Tourists come to enjoy the countryside but the main attractors are now food and wine. The Ceretto family owns a restaurant in Alba that boasts three Michelin stars: chef Enrico Crippa is one of the great talents of Italian cuisine. “He has developed a dialog with the local area and it is amazing to have such a great ambassador.” In the Langhe and Roero regions, there are a total of 26 Michelin stars and Pollenzo is home to the University of Gastronomic Sciences, founded by Carlo Petrini. The result is that, before, local tourism was limited to two months a year (for the white truffle harvest) and now visitors come in all seasons.  There is more life in the region and new inspiration: “COVID gave us an additional boost: the resurgence of the provinces.”

“But the Langhe is more than just wineries and restaurants.
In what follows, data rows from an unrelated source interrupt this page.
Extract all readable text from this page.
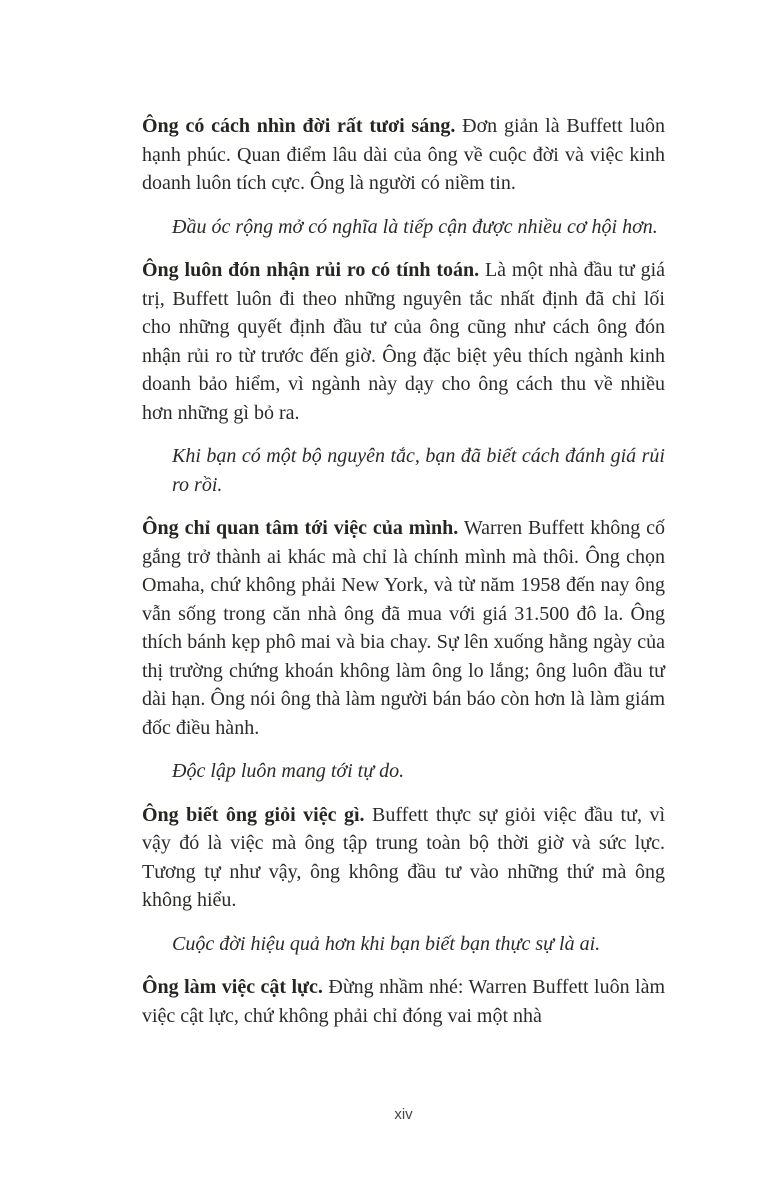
Ông có cách nhìn đời rất tươi sáng. Đơn giản là Buffett luôn hạnh phúc. Quan điểm lâu dài của ông về cuộc đời và việc kinh doanh luôn tích cực. Ông là người có niềm tin.

Đầu óc rộng mở có nghĩa là tiếp cận được nhiều cơ hội hơn.

Ông luôn đón nhận rủi ro có tính toán. Là một nhà đầu tư giá trị, Buffett luôn đi theo những nguyên tắc nhất định đã chỉ lối cho những quyết định đầu tư của ông cũng như cách ông đón nhận rủi ro từ trước đến giờ. Ông đặc biệt yêu thích ngành kinh doanh bảo hiểm, vì ngành này dạy cho ông cách thu về nhiều hơn những gì bỏ ra.

Khi bạn có một bộ nguyên tắc, bạn đã biết cách đánh giá rủi ro rồi.

Ông chỉ quan tâm tới việc của mình. Warren Buffett không cố gắng trở thành ai khác mà chỉ là chính mình mà thôi. Ông chọn Omaha, chứ không phải New York, và từ năm 1958 đến nay ông vẫn sống trong căn nhà ông đã mua với giá 31.500 đô la. Ông thích bánh kẹp phô mai và bia chay. Sự lên xuống hằng ngày của thị trường chứng khoán không làm ông lo lắng; ông luôn đầu tư dài hạn. Ông nói ông thà làm người bán báo còn hơn là làm giám đốc điều hành.

Độc lập luôn mang tới tự do.

Ông biết ông giỏi việc gì. Buffett thực sự giỏi việc đầu tư, vì vậy đó là việc mà ông tập trung toàn bộ thời giờ và sức lực. Tương tự như vậy, ông không đầu tư vào những thứ mà ông không hiểu.

Cuộc đời hiệu quả hơn khi bạn biết bạn thực sự là ai.

Ông làm việc cật lực. Đừng nhầm nhé: Warren Buffett luôn làm việc cật lực, chứ không phải chỉ đóng vai một nhà

xiv
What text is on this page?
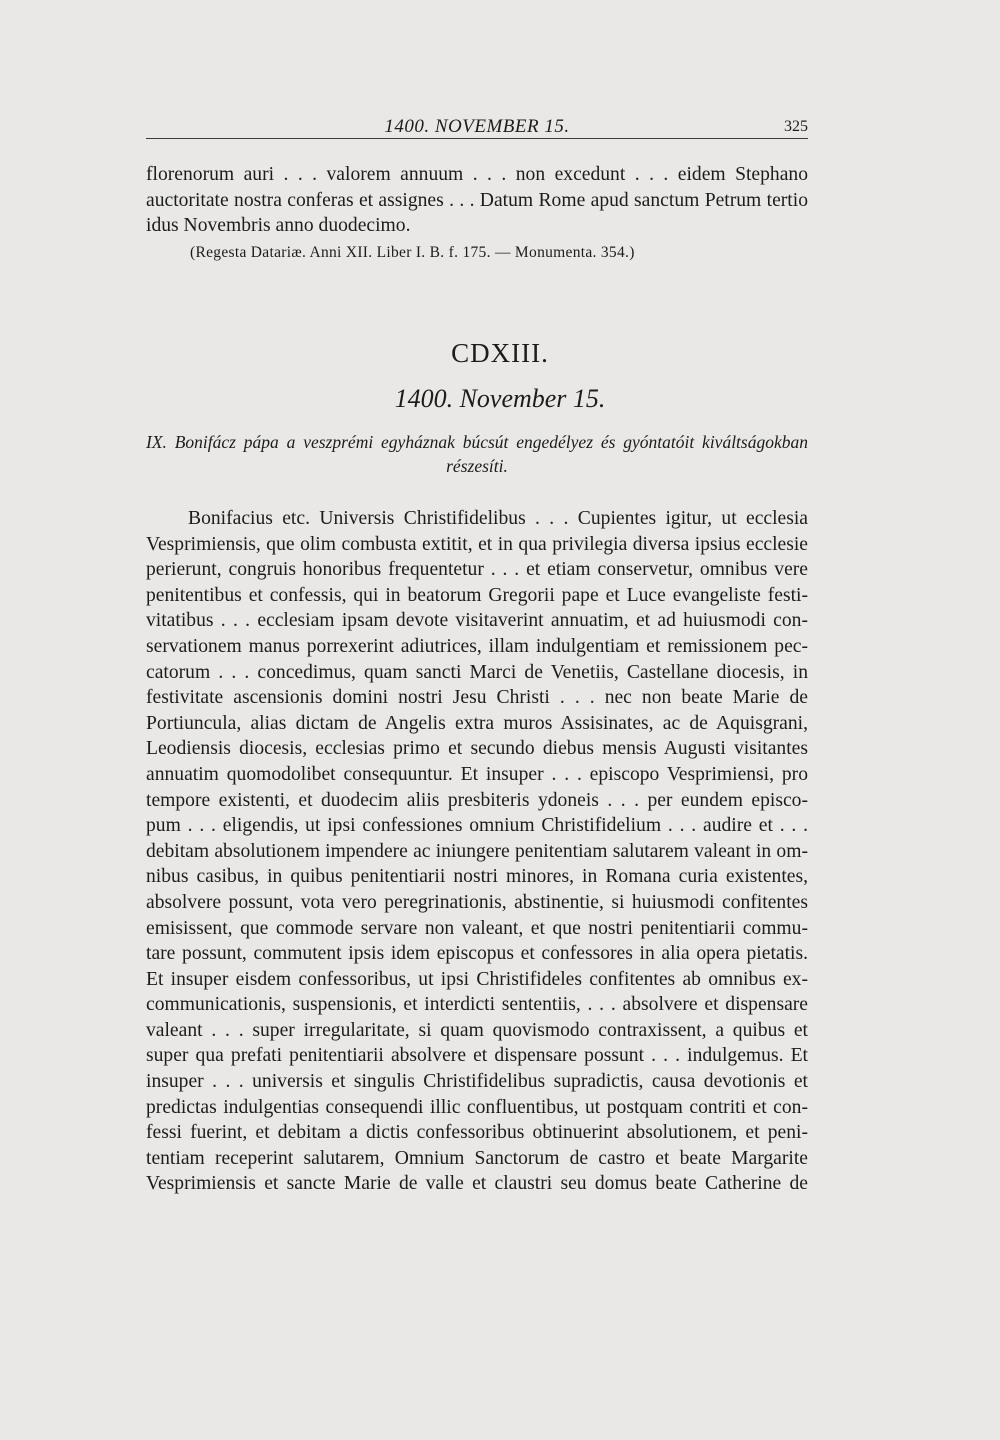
1400. NOVEMBER 15.	325
florenorum auri . . . valorem annuum . . . non excedunt . . . eidem Stephano
auctoritate nostra conferas et assignes . . . Datum Rome apud sanctum Petrum tertio
idus Novembris anno duodecimo.
(Regesta Datariæ. Anni XII. Liber I. B. f. 175. — Monumenta. 354.)
CDXIII.
1400. November 15.
IX. Bonifácz pápa a veszprémi egyháznak búcsút engedélyez és gyóntatóit kiváltságokban
részesíti.
Bonifacius etc. Universis Christifidelibus . . . Cupientes igitur, ut ecclesia
Vesprimiensis, que olim combusta extitit, et in qua privilegia diversa ipsius ecclesie
perierunt, congruis honoribus frequentetur . . . et etiam conservetur, omnibus vere
penitentibus et confessis, qui in beatorum Gregorii pape et Luce evangeliste festi-
vitatibus . . . ecclesiam ipsam devote visitaverint annuatim, et ad huiusmodi con-
servationem manus porrexerint adiutrices, illam indulgentiam et remissionem pec-
catorum . . . concedimus, quam sancti Marci de Venetiis, Castellane diocesis, in
festivitate ascensionis domini nostri Jesu Christi . . . nec non beate Marie de
Portiuncula, alias dictam de Angelis extra muros Assisinates, ac de Aquisgrani,
Leodiensis diocesis, ecclesias primo et secundo diebus mensis Augusti visitantes
annuatim quomodolibet consequuntur. Et insuper . . . episcopo Vesprimiensi, pro
tempore existenti, et duodecim aliis presbiteris ydoneis . . . per eundem episco-
pum . . . eligendis, ut ipsi confessiones omnium Christifidelium . . . audire et . . .
debitam absolutionem impendere ac iniungere penitentiam salutarem valeant in om-
nibus casibus, in quibus penitentiarii nostri minores, in Romana curia existentes,
absolvere possunt, vota vero peregrinationis, abstinentie, si huiusmodi confitentes
emisissent, que commode servare non valeant, et que nostri penitentiarii commu-
tare possunt, commutent ipsis idem episcopus et confessores in alia opera pietatis.
Et insuper eisdem confessoribus, ut ipsi Christifideles confitentes ab omnibus ex-
communicationis, suspensionis, et interdicti sententiis, . . . absolvere et dispensare
valeant . . . super irregularitate, si quam quovismodo contraxissent, a quibus et
super qua prefati penitentiarii absolvere et dispensare possunt . . . indulgemus. Et
insuper . . . universis et singulis Christifidelibus supradictis, causa devotionis et
predictas indulgentias consequendi illic confluentibus, ut postquam contriti et con-
fessi fuerint, et debitam a dictis confessoribus obtinuerint absolutionem, et peni-
tentiam receperint salutarem, Omnium Sanctorum de castro et beate Margarite
Vesprimiensis et sancte Marie de valle et claustri seu domus beate Catherine de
We have sought to provide alternative stimuli with contemporary art and architecture. The landscape architect who is working on the latest project asked me for the Instagram point: this is the future. We always need to teach beauty.”

This is precisely why, in 2009, Ceretto decided to open its doors and make its cellars a welcoming space: seminars, tastings, tours seven days a week. Visitors come from Italy, France, Switzerland, but also from Austria, Germany, the United States. “There is an international air.” Lots of people have also come because of big local events, such as the Ezio Bosso concert in 2019.

But we must never get complacent: “We have two very ambitious projects: near the 'Barolo Chapel', decorated by the artists Sol Lewitt and David Tremlett—a place that has become iconic and now receives 100,000 visitors a year—there are lots of abandoned houses: the idea is to renovate them and open up spaces in which wine will take center stage.”

The other project is in the Roero region: a hill covered by vineyards and woodland, with a tower at the top that was bombed during the Second World War. “A well-known artist has been commissioned to create something similar to the Chapel in La Morra: we want people to leave their cars and walk through the vineyards and hazelnut trees.

The weight of female influence is increasingly strong: “In my generation, there are many daughters of producers but it is interesting to see how, in the wineries and restaurants, as well as among the sommeliers, women are getting better and better. When I started, we were rare as hen’s teeth; now things have changed.”